Exhibit 5: 2019-2021 Effective Rent and Occupancy Change

2019-2021 Effective Rent and Occupancy Change

Source: RealPage

Conclusion

The rebound in the New York City rental market occurred much faster in 2021 than originally anticipated. As residents returned to the city, demand increased, driving up occupancy and rent growth. Areas closer to the center of the city, which is typically associated with smaller, denser living arrangements, were hardest hit in 2020 but saw the strongest growth rates in 2021. On average, properties closer to the city center have not yet fully recovered despite the broader metro area’s recovery. However, as people continue to return to the office and the effects of the pandemic wane, we expect the multifamily housing demand to continue to increase and the apartment market to grow through 2022.

1  The trough in occupancy and rent declines was reported in the first quarter of 2021, however, here we keep the annual growth rates for the years 2020 and 2021 for simplicity.
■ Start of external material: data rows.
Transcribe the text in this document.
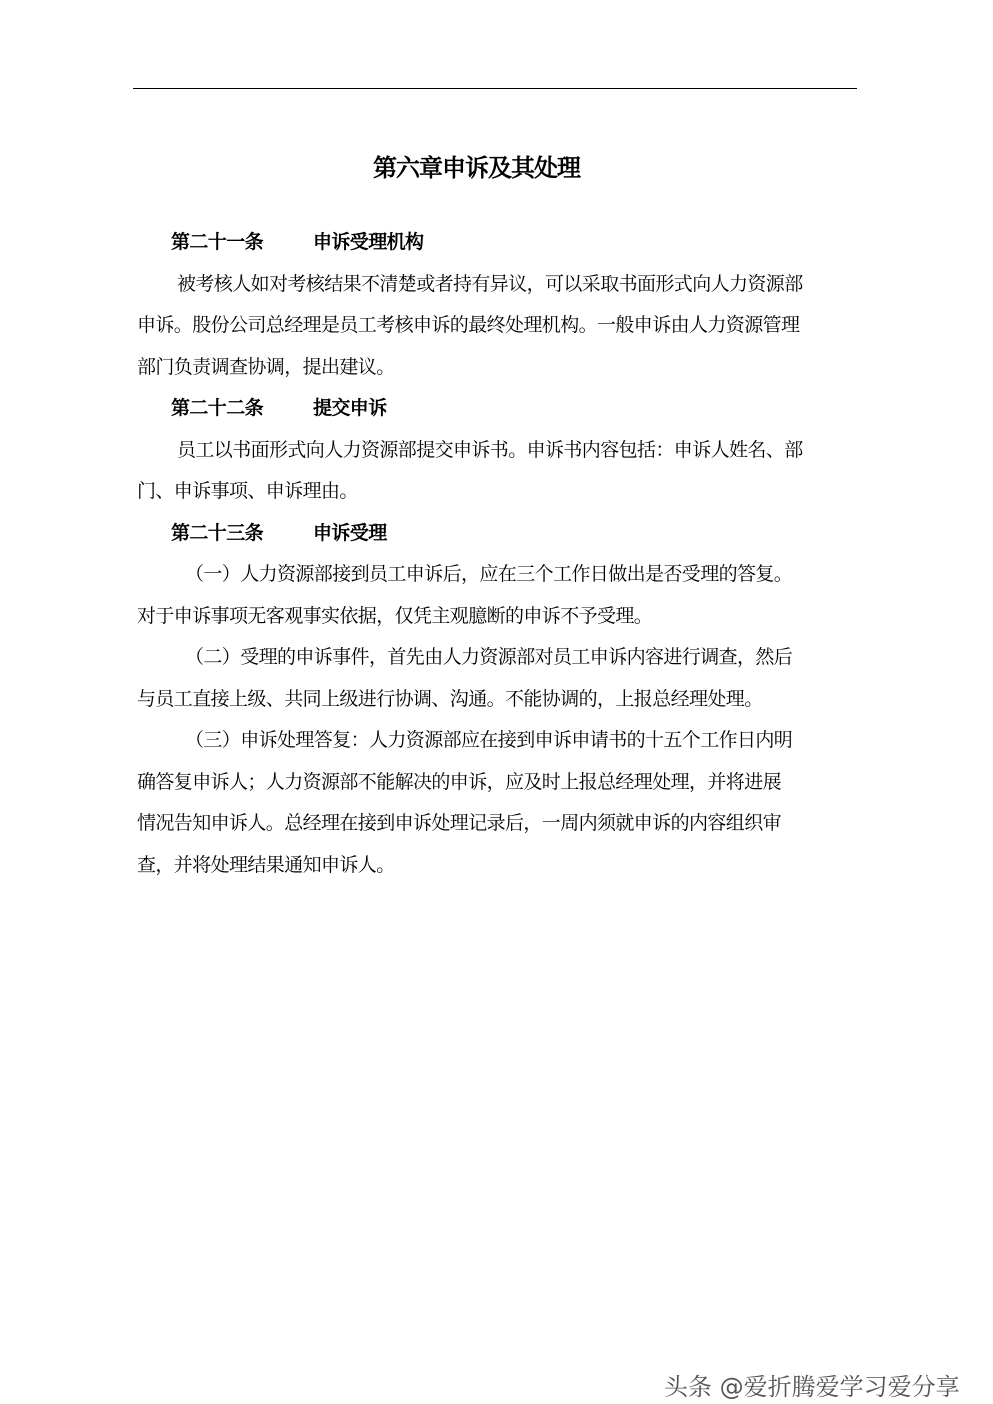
第六章申诉及其处理
第二十一条	申诉受理机构
被考核人如对考核结果不清楚或者持有异议，可以采取书面形式向人力资源部
申诉。股份公司总经理是员工考核申诉的最终处理机构。一般申诉由人力资源管理
部门负责调查协调，提出建议。
第二十二条	提交申诉
员工以书面形式向人力资源部提交申诉书。申诉书内容包括：申诉人姓名、部
门、申诉事项、申诉理由。
第二十三条	申诉受理
（一）人力资源部接到员工申诉后，应在三个工作日做出是否受理的答复。
对于申诉事项无客观事实依据，仅凭主观臆断的申诉不予受理。
（二）受理的申诉事件，首先由人力资源部对员工申诉内容进行调查，然后
与员工直接上级、共同上级进行协调、沟通。不能协调的，上报总经理处理。
（三）申诉处理答复：人力资源部应在接到申诉申请书的十五个工作日内明
确答复申诉人；人力资源部不能解决的申诉，应及时上报总经理处理，并将进展
情况告知申诉人。总经理在接到申诉处理记录后，一周内须就申诉的内容组织审
查，并将处理结果通知申诉人。
头条 @爱折腾爱学习爱分享
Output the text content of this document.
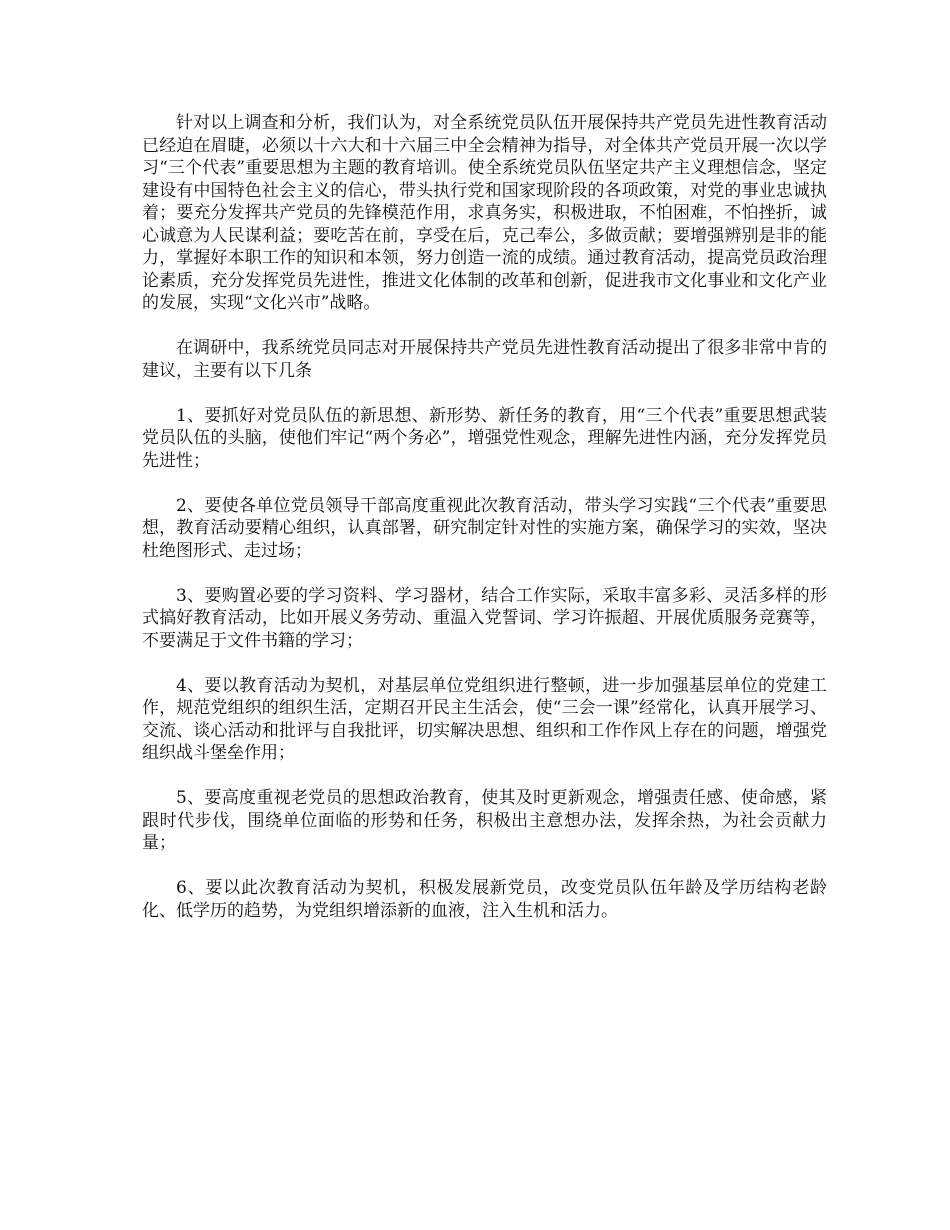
针对以上调查和分析，我们认为，对全系统党员队伍开展保持共产党员先进性教育活动已经迫在眉睫，必须以十六大和十六届三中全会精神为指导，对全体共产党员开展一次以学习“三个代表”重要思想为主题的教育培训。使全系统党员队伍坚定共产主义理想信念，坚定建设有中国特色社会主义的信心，带头执行党和国家现阶段的各项政策，对党的事业忠诚执着；要充分发挥共产党员的先锋模范作用，求真务实，积极进取，不怕困难，不怕挫折，诚心诚意为人民谋利益；要吃苦在前，享受在后，克己奉公，多做贡献；要增强辨别是非的能力，掌握好本职工作的知识和本领，努力创造一流的成绩。通过教育活动，提高党员政治理论素质，充分发挥党员先进性，推进文化体制的改革和创新，促进我市文化事业和文化产业的发展，实现“文化兴市”战略。

在调研中，我系统党员同志对开展保持共产党员先进性教育活动提出了很多非常中肯的建议，主要有以下几条

1、要抓好对党员队伍的新思想、新形势、新任务的教育，用“三个代表”重要思想武装党员队伍的头脑，使他们牢记“两个务必”，增强党性观念，理解先进性内涵，充分发挥党员先进性；

2、要使各单位党员领导干部高度重视此次教育活动，带头学习实践“三个代表”重要思想，教育活动要精心组织，认真部署，研究制定针对性的实施方案，确保学习的实效，坚决杜绝图形式、走过场；

3、要购置必要的学习资料、学习器材，结合工作实际，采取丰富多彩、灵活多样的形式搞好教育活动，比如开展义务劳动、重温入党誓词、学习许振超、开展优质服务竞赛等，不要满足于文件书籍的学习；

4、要以教育活动为契机，对基层单位党组织进行整顿，进一步加强基层单位的党建工作，规范党组织的组织生活，定期召开民主生活会，使“三会一课”经常化，认真开展学习、交流、谈心活动和批评与自我批评，切实解决思想、组织和工作作风上存在的问题，增强党组织战斗堡垒作用；

5、要高度重视老党员的思想政治教育，使其及时更新观念，增强责任感、使命感，紧跟时代步伐，围绕单位面临的形势和任务，积极出主意想办法，发挥余热，为社会贡献力量；

6、要以此次教育活动为契机，积极发展新党员，改变党员队伍年龄及学历结构老龄化、低学历的趋势，为党组织增添新的血液，注入生机和活力。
2  Between 4 and 8 miles outside of the city, we see a smaller number of properties captured. This corresponds to areas outside of Jersey City but before Newark, as well as the majority of Brooklyn and Queens. The latter two boroughs are more heavily dependent on smaller properties not captured by RealPage.

3  This analysis removes properties that were most likely in lease-up during 2019 (with occupancy rates below 80% as of the first quarter of 2019) along with those properties that had missing data or extreme outliers. In this analysis, the recovery level is set as the average 2019 effective rent adjusted for occupancy.